The subplot of Burr concerns Ernest, the elderly town misfit. For years, he has lived in his own world of grief, haunted by the drowning of his nine-year-old sister, Evelyn. No one in town understands Jane’s sorrow like Ernest and the two outsiders are drawn to each other through grief. Lockyer depicts this unlikely friendship hauntingly, and the journey they take together is masterfully developed with quirky secondary characters. Part two of this three-part novel is their story, which is fast-paced and hard to put down. Ernest isn’t a character who is initially easy to relate to. He has experienced loss, institutionalization and lives as a recluse. But beneath the surface, he is a brave survivor waiting to be recognized. When Jane asks Ernest what happened to his sister, “there’s relief in his face, as if he’s been waiting a long time for someone to ask.”
Ernest, Jane and Meredith are genuine characters. Like the family and friends in our own lives, they are not perfect. Broken and grieving, they do odd things and push people away, but Lockyer writes without judgment, allowing them the space and time they need. Her humanity and compassion convinced me and kept me reading.

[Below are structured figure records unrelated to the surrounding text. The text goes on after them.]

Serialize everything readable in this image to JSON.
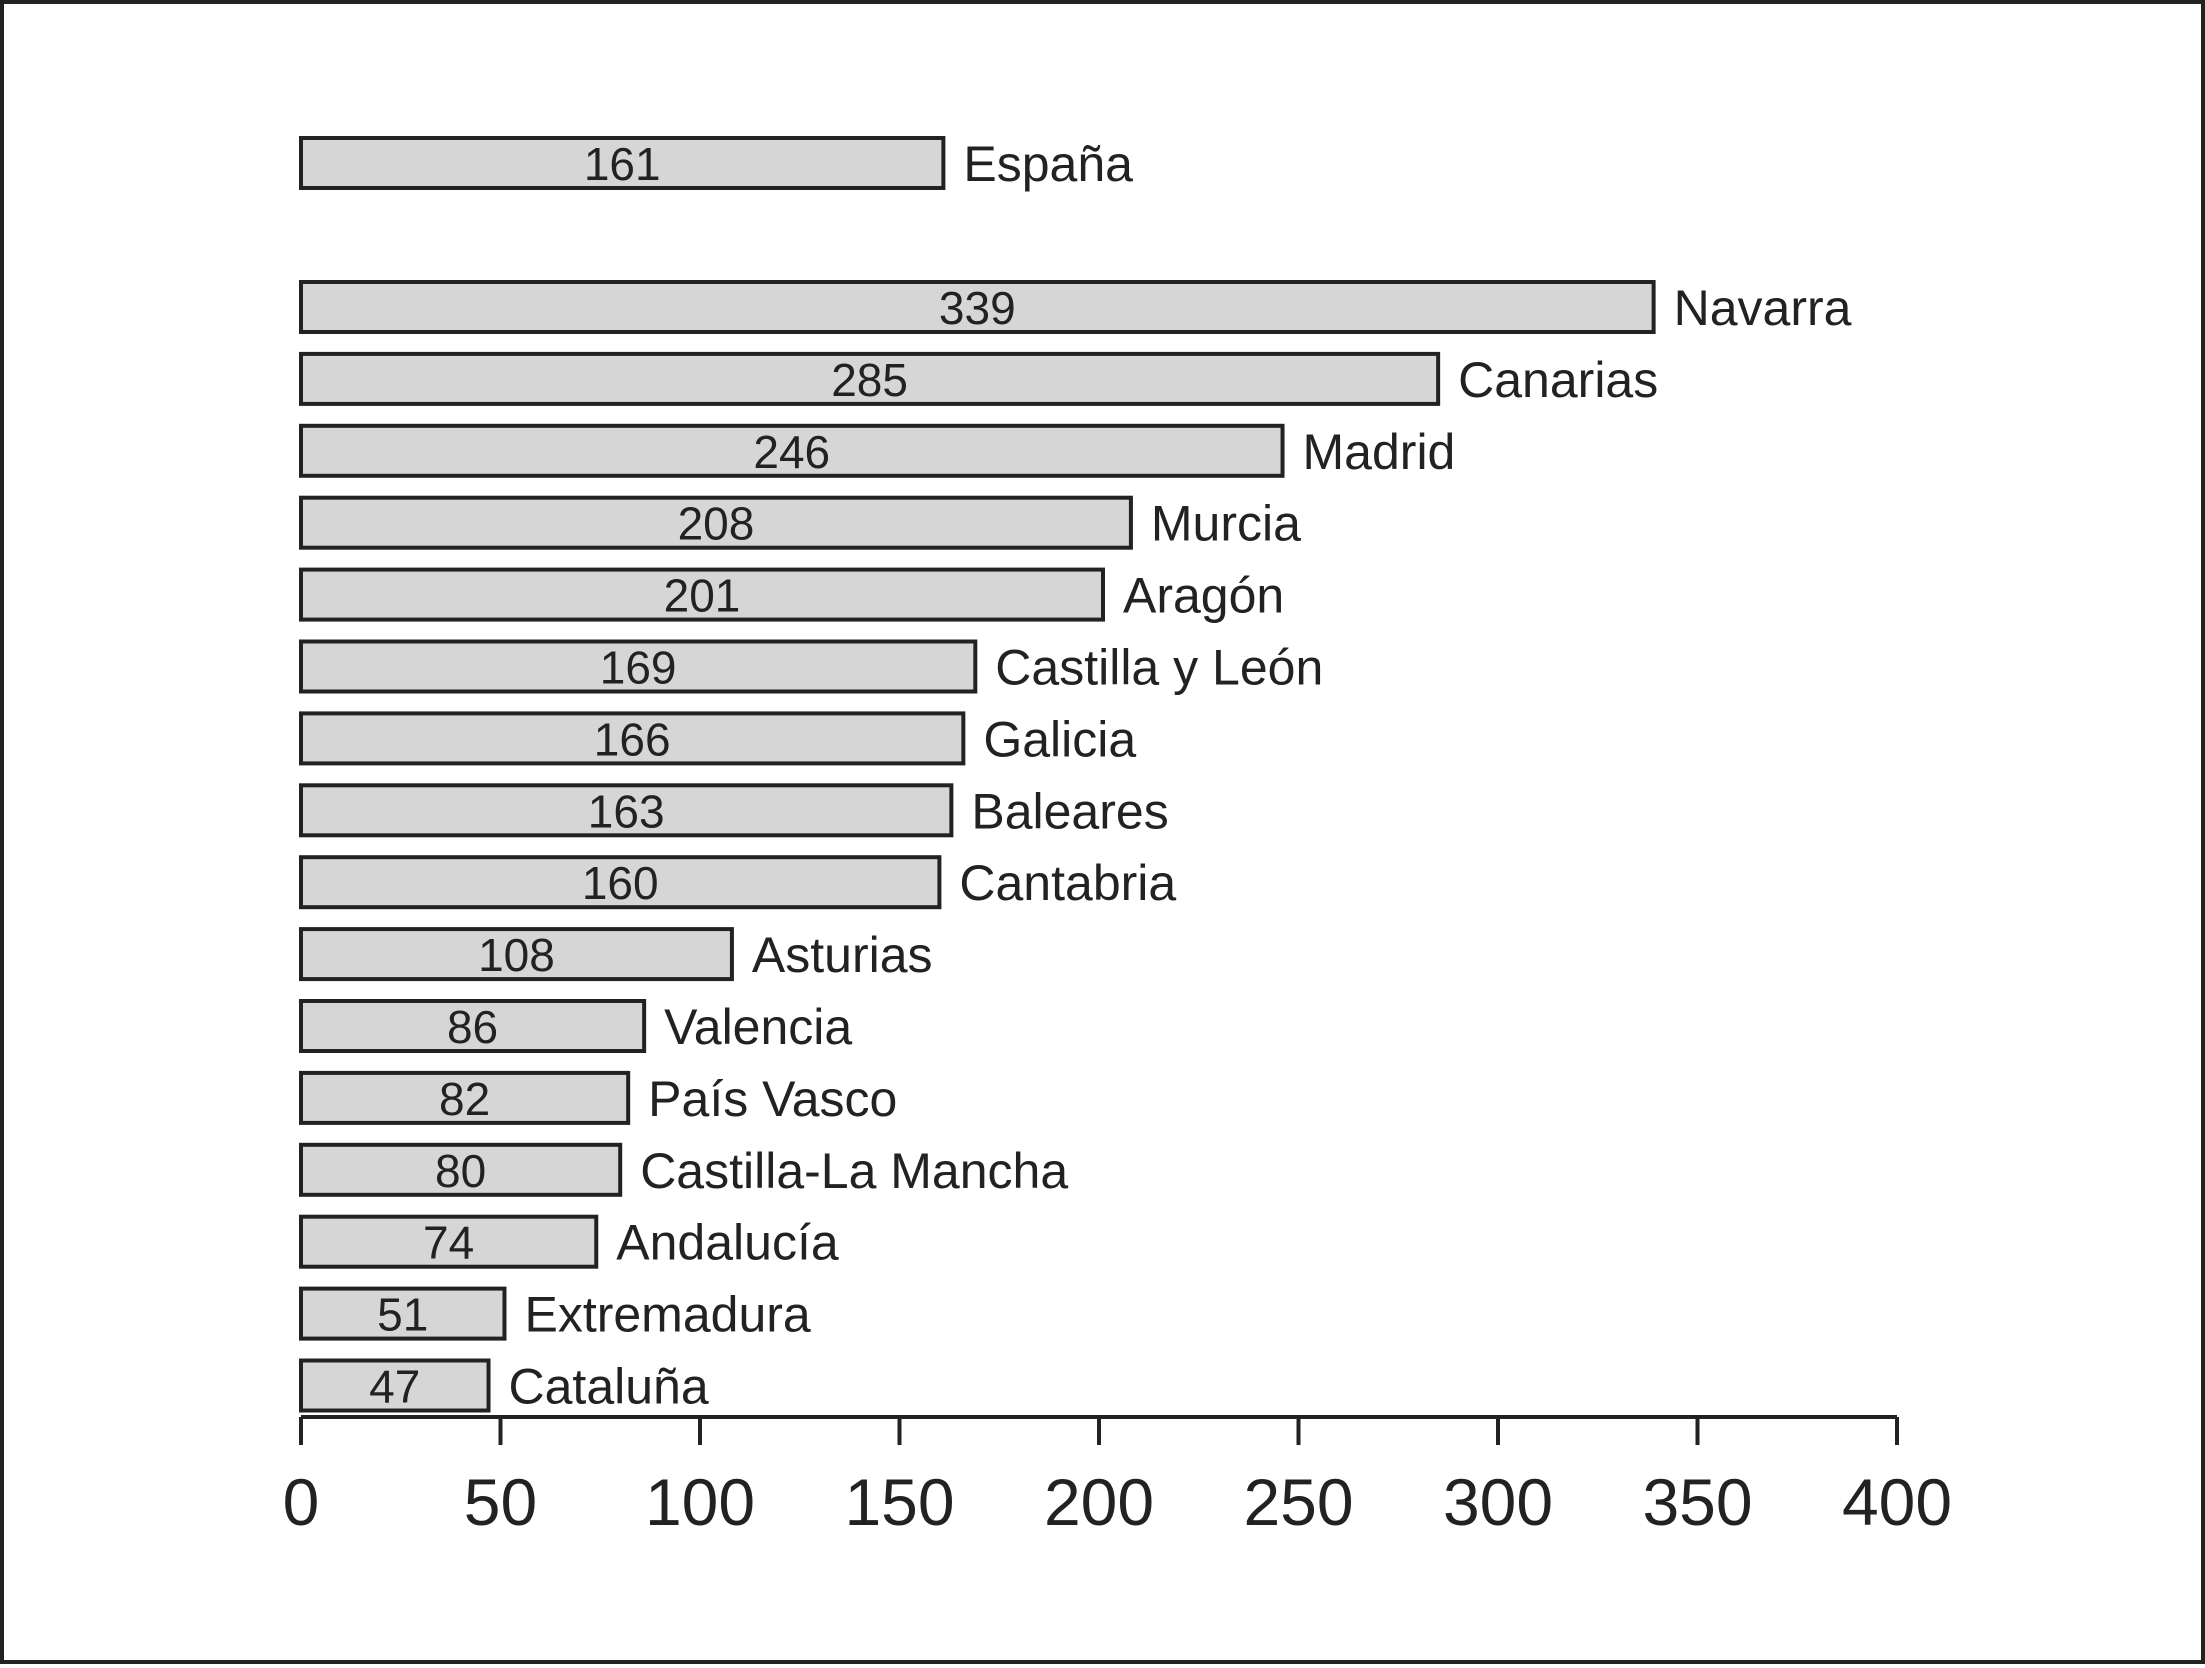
{
  "chart_data": {
    "type": "bar",
    "orientation": "horizontal",
    "title": "",
    "xlabel": "",
    "ylabel": "",
    "xlim": [
      0,
      400
    ],
    "xticks": [
      0,
      50,
      100,
      150,
      200,
      250,
      300,
      350,
      400
    ],
    "grid": false,
    "legend": "none",
    "bar_fill": "#d6d6d6",
    "bar_stroke": "#222222",
    "categories": [
      "España",
      "Navarra",
      "Canarias",
      "Madrid",
      "Murcia",
      "Aragón",
      "Castilla y León",
      "Galicia",
      "Baleares",
      "Cantabria",
      "Asturias",
      "Valencia",
      "País Vasco",
      "Castilla-La Mancha",
      "Andalucía",
      "Extremadura",
      "Cataluña"
    ],
    "values": [
      161,
      339,
      285,
      246,
      208,
      201,
      169,
      166,
      163,
      160,
      108,
      86,
      82,
      80,
      74,
      51,
      47
    ]
  }
}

I wanted to turn away sometimes from the intensity of the imagery and emotions in Burr, but that is the nature of grief: it’s relentless. Lockyer captures this fierceness with writing that is vivid and powerful. So many sentences pierce your defenses, yet the story never loses its flow. The river of grief that runs through the book eventually carries us to an ending which is fluid and thought-provoking. You begin this book feeling sorrow and disorientation and you end it feeling reassured that there is a way back after loss. In the final section, in a series of evocative snapshots, the characters resume life in Burr. We can see that they have been changed by their grief, that they have unanswered questions but there’s no going back or standing still, there’s only going through.